Ночевки на бетонном полу, «обувной кризис» Гонза пережил, как и Зденек. Когда их наголо обрили и кто-то из товарищей пошутил, что они теперь похожи на типажи из уголовного альбома, Гонза смеялся вместе со всеми. И в самом деле, нацисты отлично знают, что мы их злейшие враги, что мы с нетерпением ждем их краха и готовы сделать все, чтобы ускорить его. Они считают нас преступниками и соответственно обращаются с нами. Ничего удивительного.

Гонза осторожно посоветовался с товарищами: нельзя ли предпринять что-нибудь? Ходили слухи, что недавно был бунт и что тотенкоманда взорвала один из крематориев; во время возникшей при этом паники бежало несколько заключенных.

Сейчас фронт уже близко. Вот если бы нам удалось вырваться за ограду… Тысячи узников, наверное, погибли бы при этом, но тысячи спаслись бы и добрались до русских, попросили бы у них оружие и помогли бы им стереть с лица земли гнусный лагерь! С горящими глазами Гонза говорил об этом с товарищами. Он забыл о «бунгало» в терезинском гетто, забыл о жене, которая там осталась. Но он не мог забыть запаха горелого мяса, и ему хотелось убивать и убивать эсэсовцев…

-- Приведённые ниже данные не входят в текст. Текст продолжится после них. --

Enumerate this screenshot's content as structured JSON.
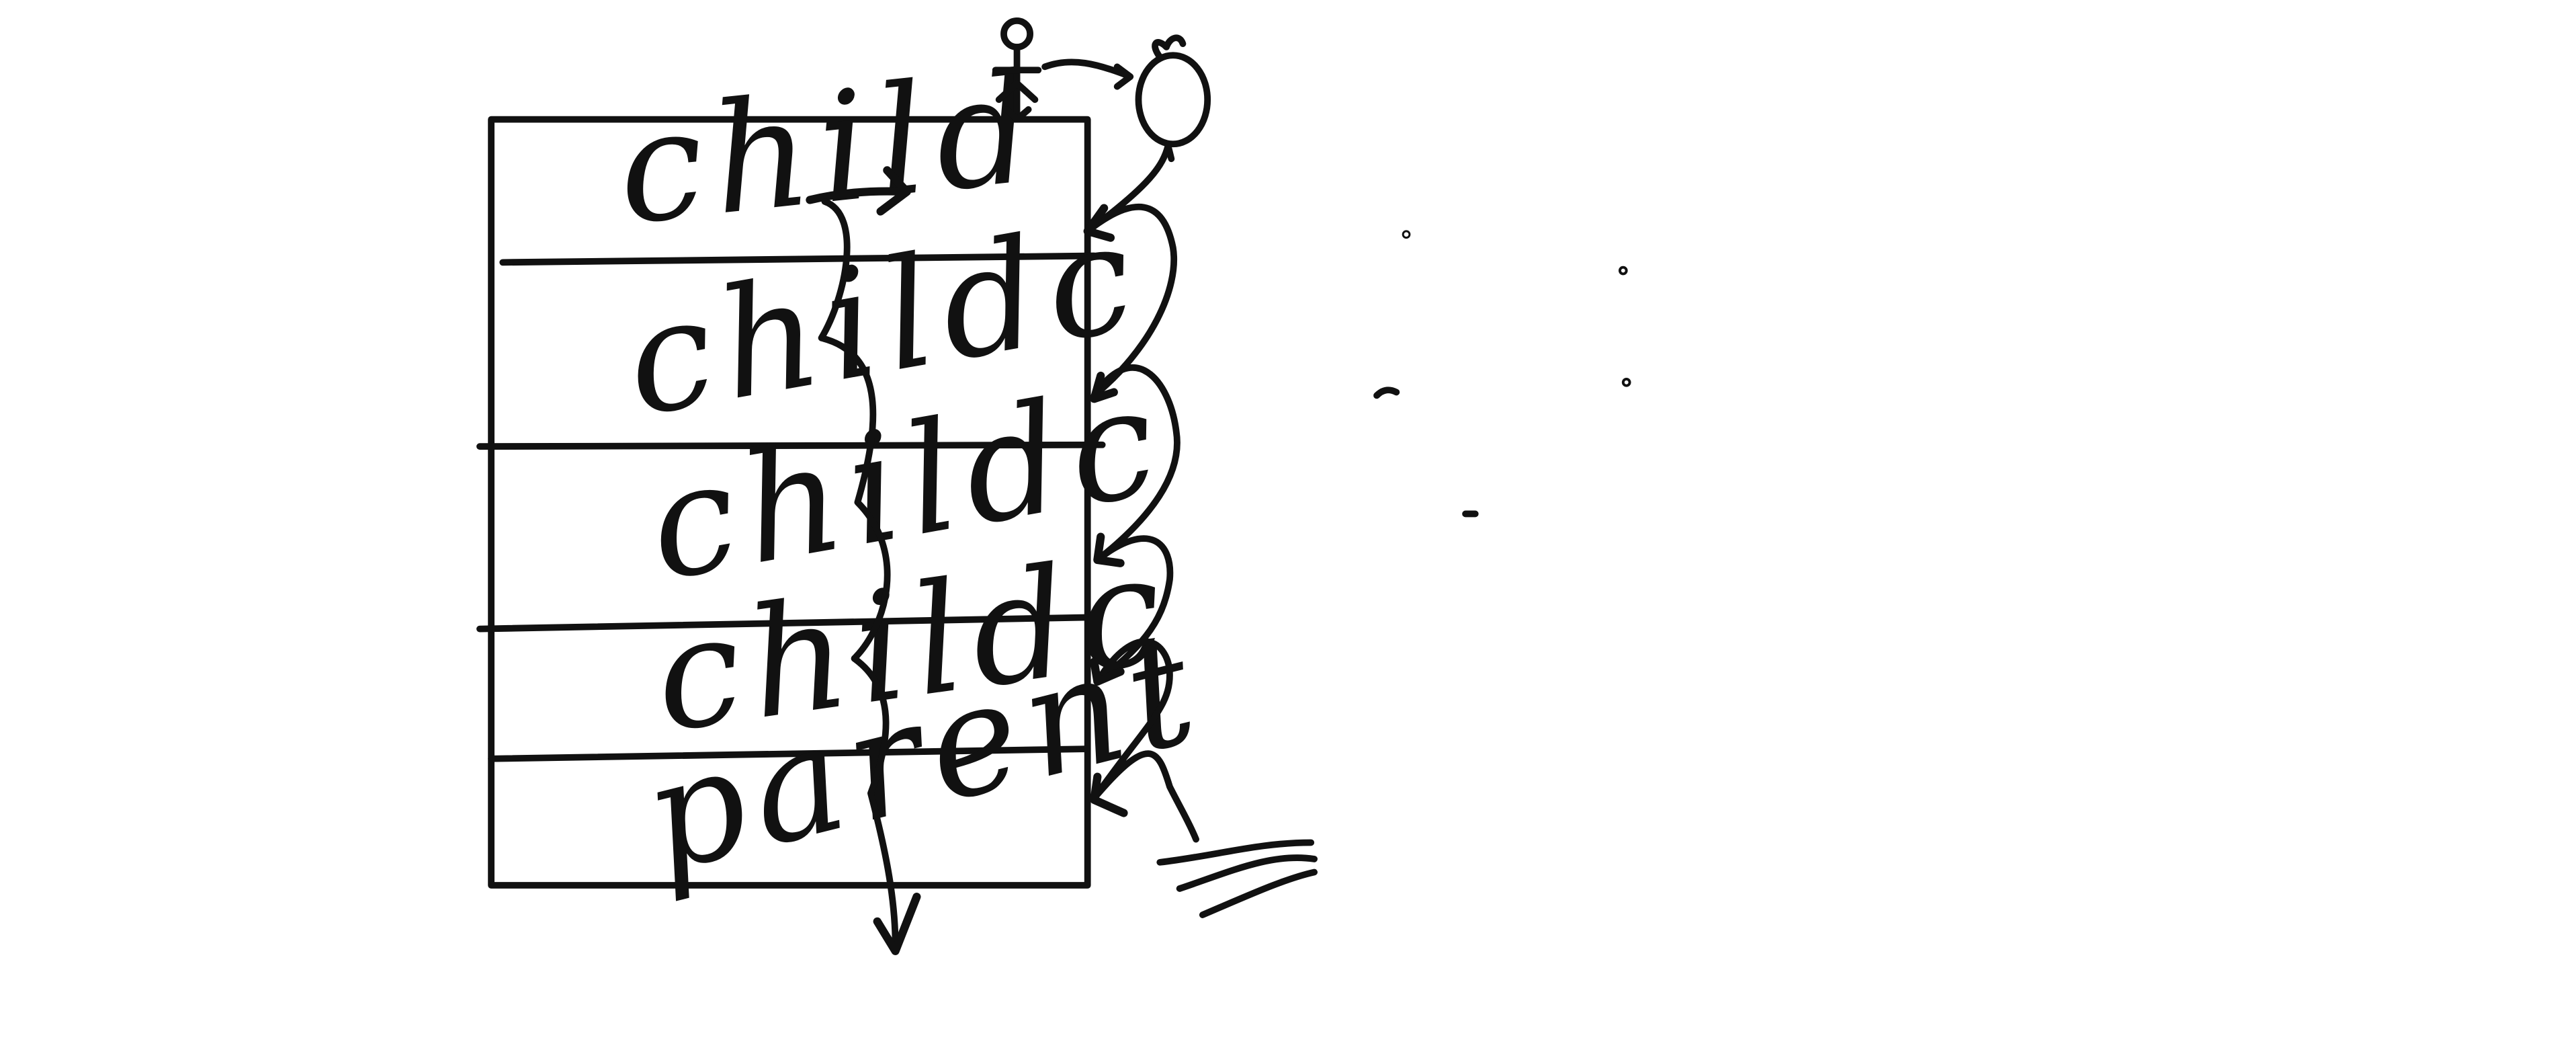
{
  "diagram": {
    "layers": [
      {
        "label": "child"
      },
      {
        "label": "childc"
      },
      {
        "label": "childc"
      },
      {
        "label": "childc"
      },
      {
        "label": "parent"
      }
    ],
    "ink_color": "#111111",
    "background_color": "#ffffff",
    "icons": [
      "stick-figure-icon",
      "balloon-icon",
      "water-icon"
    ]
  }
}
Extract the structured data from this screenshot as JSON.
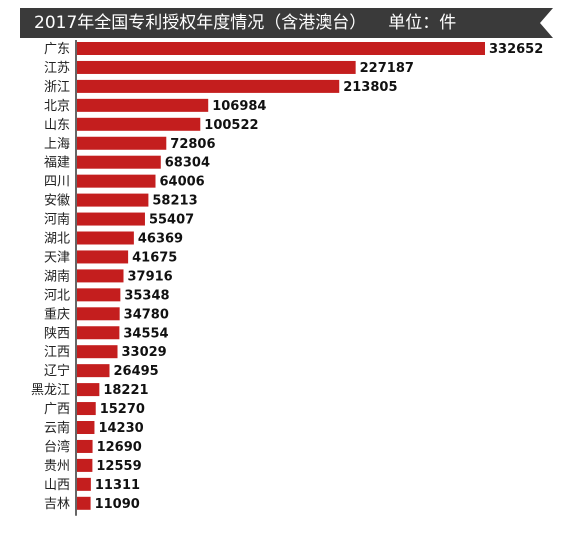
{
  "title": "2017年全国专利授权年度情况（含港澳台）",
  "unit": "单位：件",
  "colors": {
    "bar": "#c41e1e",
    "banner": "#3a3a3a",
    "axis": "#333333"
  },
  "chart_data": {
    "type": "bar",
    "orientation": "horizontal",
    "title": "2017年全国专利授权年度情况（含港澳台）",
    "unit": "单位：件",
    "categories": [
      "广东",
      "江苏",
      "浙江",
      "北京",
      "山东",
      "上海",
      "福建",
      "四川",
      "安徽",
      "河南",
      "湖北",
      "天津",
      "湖南",
      "河北",
      "重庆",
      "陕西",
      "江西",
      "辽宁",
      "黑龙江",
      "广西",
      "云南",
      "台湾",
      "贵州",
      "山西",
      "吉林"
    ],
    "values": [
      332652,
      227187,
      213805,
      106984,
      100522,
      72806,
      68304,
      64006,
      58213,
      55407,
      46369,
      41675,
      37916,
      35348,
      34780,
      34554,
      33029,
      26495,
      18221,
      15270,
      14230,
      12690,
      12559,
      11311,
      11090
    ],
    "xlim": [
      0,
      332652
    ],
    "grid": false,
    "legend": "none"
  }
}
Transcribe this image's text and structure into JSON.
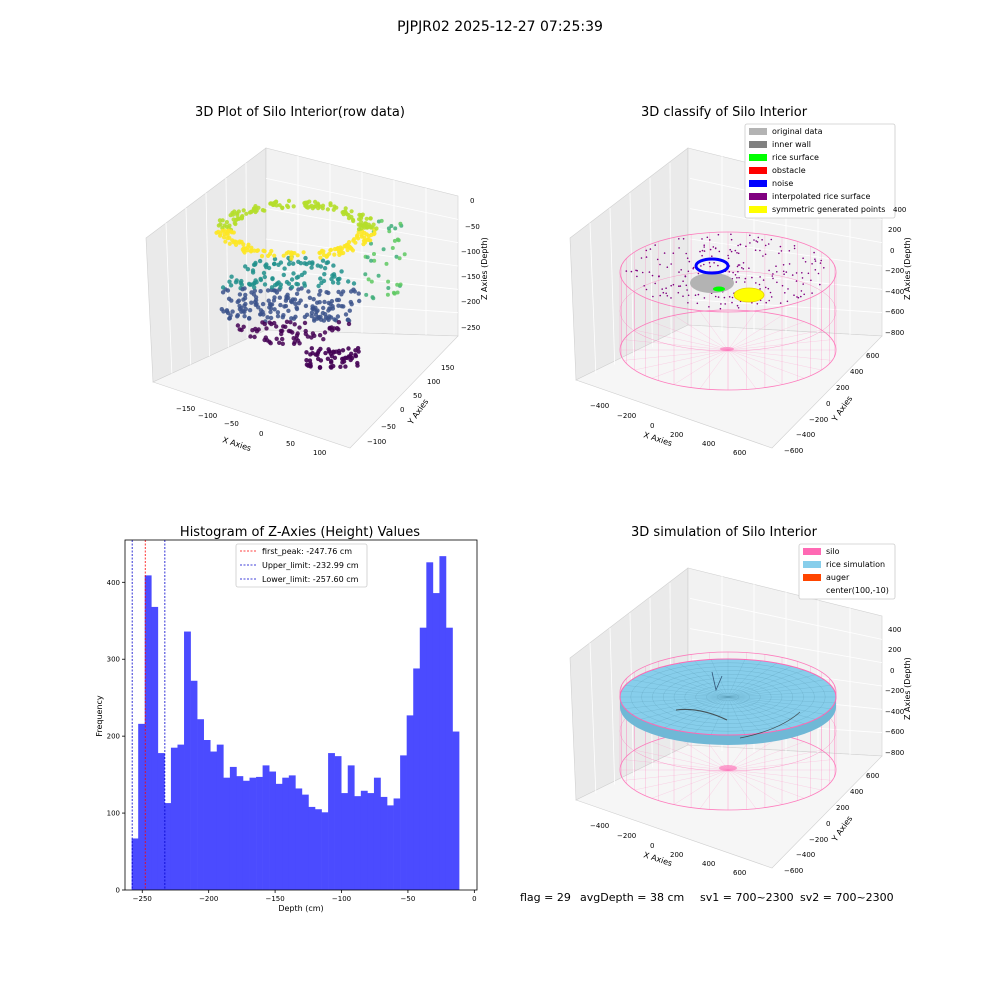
{
  "figure": {
    "suptitle": "PJPJR02 2025-12-27 07:25:39",
    "footer": {
      "flag": "flag = 29",
      "avg_depth": "avgDepth = 38 cm",
      "sv1": "sv1 = 700~2300",
      "sv2": "sv2 = 700~2300"
    }
  },
  "colors": {
    "original_data": "#b3b3b3",
    "inner_wall": "#808080",
    "rice_surface": "#00ff00",
    "obstacle": "#ff0000",
    "noise": "#0000ff",
    "interpolated_rice_surface": "#800080",
    "symmetric_generated_points": "#ffff00",
    "silo": "#ff69b4",
    "rice_simulation": "#87ceeb",
    "auger": "#ff4500",
    "histogram_bar": "#4b4bff",
    "first_peak_line": "#ff0000",
    "limit_line": "#0000cc"
  },
  "chart_data": [
    {
      "type": "scatter",
      "subtype": "3d",
      "title": "3D Plot of Silo Interior(row data)",
      "xlabel": "X Axies",
      "ylabel": "Y Axies",
      "zlabel": "Z Axies (Depth)",
      "x_ticks": [
        "−150",
        "−100",
        "−50",
        "0",
        "50",
        "100"
      ],
      "y_ticks": [
        "−100",
        "−50",
        "0",
        "50",
        "100",
        "150"
      ],
      "z_ticks": [
        "0",
        "−50",
        "−100",
        "−150",
        "−200",
        "−250"
      ],
      "xlim": [
        -180,
        120
      ],
      "ylim": [
        -120,
        170
      ],
      "zlim": [
        -280,
        0
      ],
      "colormap": "viridis"
    },
    {
      "type": "scatter",
      "subtype": "3d",
      "title": "3D classify of Silo Interior",
      "xlabel": "X Axies",
      "ylabel": "Y Axies",
      "zlabel": "Z Axies (Depth)",
      "x_ticks": [
        "−400",
        "−200",
        "0",
        "200",
        "400",
        "600"
      ],
      "y_ticks": [
        "−600",
        "−400",
        "−200",
        "0",
        "200",
        "400",
        "600"
      ],
      "z_ticks": [
        "400",
        "200",
        "0",
        "−200",
        "−400",
        "−600",
        "−800"
      ],
      "legend": [
        "original data",
        "inner wall",
        "rice surface",
        "obstacle",
        "noise",
        "interpolated rice surface",
        "symmetric generated points"
      ],
      "legend_position": "top-right"
    },
    {
      "type": "bar",
      "subtype": "histogram",
      "title": "Histogram of Z-Axies (Height) Values",
      "xlabel": "Depth (cm)",
      "ylabel": "Frequency",
      "xlim": [
        -263,
        2
      ],
      "ylim": [
        0,
        455
      ],
      "x_ticks": [
        -250,
        -200,
        -150,
        -100,
        -50,
        0
      ],
      "x_tick_labels": [
        "−250",
        "−200",
        "−150",
        "−100",
        "−50",
        "0"
      ],
      "y_ticks": [
        0,
        100,
        200,
        300,
        400
      ],
      "y_tick_labels": [
        "0",
        "100",
        "200",
        "300",
        "400"
      ],
      "bin_start": -258.0,
      "bin_width": 4.93,
      "values": [
        67,
        216,
        409,
        368,
        178,
        113,
        185,
        189,
        336,
        272,
        222,
        195,
        180,
        189,
        146,
        160,
        148,
        142,
        146,
        147,
        162,
        154,
        138,
        146,
        149,
        132,
        124,
        108,
        105,
        101,
        178,
        174,
        126,
        162,
        122,
        129,
        126,
        146,
        121,
        110,
        119,
        175,
        227,
        288,
        341,
        426,
        386,
        434,
        341,
        206
      ],
      "vlines": [
        {
          "label": "first_peak: -247.76 cm",
          "x": -247.76,
          "color": "#ff0000"
        },
        {
          "label": "Upper_limit: -232.99 cm",
          "x": -232.99,
          "color": "#0000cc"
        },
        {
          "label": "Lower_limit: -257.60 cm",
          "x": -257.6,
          "color": "#0000cc"
        }
      ],
      "legend_position": "top-center"
    },
    {
      "type": "scatter",
      "subtype": "3d-surface",
      "title": "3D simulation of Silo Interior",
      "xlabel": "X Axies",
      "ylabel": "Y Axies",
      "zlabel": "Z Axies (Depth)",
      "x_ticks": [
        "−400",
        "−200",
        "0",
        "200",
        "400",
        "600"
      ],
      "y_ticks": [
        "−600",
        "−400",
        "−200",
        "0",
        "200",
        "400",
        "600"
      ],
      "z_ticks": [
        "400",
        "200",
        "0",
        "−200",
        "−400",
        "−600",
        "−800"
      ],
      "legend": [
        "silo",
        "rice simulation",
        "auger",
        "center(100,-10)"
      ],
      "legend_position": "top-right"
    }
  ]
}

Но этим замыслам не суждено было осуществиться. Через несколько дней узников согнали для последней «селекции», а потом сразу же погнали в вагоны. Гонза очутился среди незнакомых людей, среди испуганного человеческого стада, попавшего в вагон для скота. Он мечтал силой вырваться из Освенцима, и вот нацисты сами увозят его отсюда. Гонза стиснул зубы и улыбнулся: «И это неплохо. Наверняка нас повезут на запад, потому что с востока жмут русские. В самой Германии нет таких лагерей, как освенцимский ад. Может быть, теперь сбежать будет легче. Посмотрим…»

Наблюдатели у окошек объявили Крнов. Сердца чехов усиленно забились: мы едем на родину! Но поезд шел все на юг и на юг, миновал Оломоуц, пересек Моравию… Вот и Вена. Состав долго мыкался около разбомбленных вокзалов. Выбраться из запертого вагона не было никакой возможности, а выжить в нем было нелегко. Голыми руками дверь не выломаешь, решетки на окнах обвиты колючей проволокой, их не сорвешь. Едва поезд останавливался, эсэсовцы выбегали из сторожевых будок и обходили вагоны. Однажды они выстрелили прямо в оконце. Пуля попала в потолок, никого не поранив, но с тех пор наблюдатели пригибались, как только поезд замедлял ход.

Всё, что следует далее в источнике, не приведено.